FeatHub can use OverWindowTransform
and SlidingWindowTransform
to describe
how to derive a feature value by applying FeatHub expression and aggregation
function on multiple rows. In the following, we provide example usages of these
window transforms and the supported built-in aggregation functions.
OverWindowTransform
derives a feature value by applying FeatHub expression and
aggregation function on multiple rows of a table at a time.
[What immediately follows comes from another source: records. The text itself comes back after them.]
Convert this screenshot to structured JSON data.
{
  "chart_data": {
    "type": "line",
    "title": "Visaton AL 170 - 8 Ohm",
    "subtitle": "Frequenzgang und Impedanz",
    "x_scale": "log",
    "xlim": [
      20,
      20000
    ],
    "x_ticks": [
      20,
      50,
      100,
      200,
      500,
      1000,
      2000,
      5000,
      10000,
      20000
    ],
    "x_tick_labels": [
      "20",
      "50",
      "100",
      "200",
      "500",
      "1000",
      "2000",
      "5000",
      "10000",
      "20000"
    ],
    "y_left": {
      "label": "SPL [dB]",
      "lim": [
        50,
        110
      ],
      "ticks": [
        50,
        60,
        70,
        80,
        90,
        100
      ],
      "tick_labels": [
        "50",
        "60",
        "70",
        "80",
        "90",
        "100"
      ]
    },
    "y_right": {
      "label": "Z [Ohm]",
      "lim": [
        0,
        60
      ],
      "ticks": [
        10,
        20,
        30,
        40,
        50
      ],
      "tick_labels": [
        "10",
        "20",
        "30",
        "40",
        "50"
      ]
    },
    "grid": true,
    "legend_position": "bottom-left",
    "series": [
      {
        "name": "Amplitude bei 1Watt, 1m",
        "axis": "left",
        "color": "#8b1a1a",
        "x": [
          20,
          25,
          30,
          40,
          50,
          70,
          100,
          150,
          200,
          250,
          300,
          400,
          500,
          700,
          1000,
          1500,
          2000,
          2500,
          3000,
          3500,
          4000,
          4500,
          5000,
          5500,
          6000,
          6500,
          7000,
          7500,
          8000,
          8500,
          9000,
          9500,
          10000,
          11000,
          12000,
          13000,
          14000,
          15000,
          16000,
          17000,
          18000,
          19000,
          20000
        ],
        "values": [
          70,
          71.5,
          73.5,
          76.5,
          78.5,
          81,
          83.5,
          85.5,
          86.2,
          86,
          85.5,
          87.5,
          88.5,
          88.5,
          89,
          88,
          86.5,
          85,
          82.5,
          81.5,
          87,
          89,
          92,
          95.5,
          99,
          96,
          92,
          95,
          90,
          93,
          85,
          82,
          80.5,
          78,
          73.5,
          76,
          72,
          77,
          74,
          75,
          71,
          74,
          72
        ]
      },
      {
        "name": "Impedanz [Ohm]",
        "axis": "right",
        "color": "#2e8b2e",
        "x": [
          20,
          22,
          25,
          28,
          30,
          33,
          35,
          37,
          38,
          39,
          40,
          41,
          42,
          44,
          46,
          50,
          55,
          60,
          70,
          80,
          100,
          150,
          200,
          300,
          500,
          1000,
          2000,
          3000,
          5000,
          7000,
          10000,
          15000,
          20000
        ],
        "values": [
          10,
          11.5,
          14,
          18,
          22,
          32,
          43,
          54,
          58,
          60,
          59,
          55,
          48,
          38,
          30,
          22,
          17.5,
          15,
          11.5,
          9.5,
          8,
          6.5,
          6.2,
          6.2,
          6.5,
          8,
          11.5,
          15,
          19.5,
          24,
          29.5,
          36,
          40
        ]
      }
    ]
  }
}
It can be used in
DerivedFeatureView
.
Below is an example usage of OverWindowTransform
.
f_total_cost = Feature(
name="total_cost",
transform=OverWindowTransform(
expr="cost",
agg_func="SUM",
group_by_keys=["name"],
window_size=timedelta(days=2),
),
)
features = DerivedFeatureView(
name="feature_view",
source=source,
features=[
f_total_cost,
],
keep_source_fields=False,
)
SlidingWindowTransform
derives a feature value by applying FeatHub expression
and aggregation function on multiple rows in a sliding window. It can be used in
SlidingFeatureView
.
Below is an example usage of SlidingWindowTransform
.
f_total_cost = Feature(
name="total_cost",
transform=SlidingWindowTransform(
expr="cost",
agg_func="SUM",
window_size=timedelta(days=3),
group_by_keys=["name"],
limit=2,
step_size=timedelta(days=1),
),
)
features = SlidingFeatureView(
name="features",
source=source,
features=[f_total_cost],
)
The following built-in aggregation functions are supported by the window transforms described above.
Function | Description |
---|---|
AVG | Returns the average (arithmetic mean) of input values. |
SUM | Returns the sum of input values. |
MAX | Returns the maximum value of input values. |
MIN | Returns the minimum value of input values. |
FIRST_VALUE | Returns the first value in the ordered list of input values. |
LAST_VALUE | Returns the last value in the ordered list of input values. |
ROW_NUMBER | Assigns a unique, sequential number to each value in the ordered list of input values, starting with one. |
COUNT | Returns the number of input values. |
VALUE_COUNTS | Returns a map that maps each value to the number of occurrences of this value in the input values. |
COLLECT_LIST | returns a list that contains the ordered list of input values. |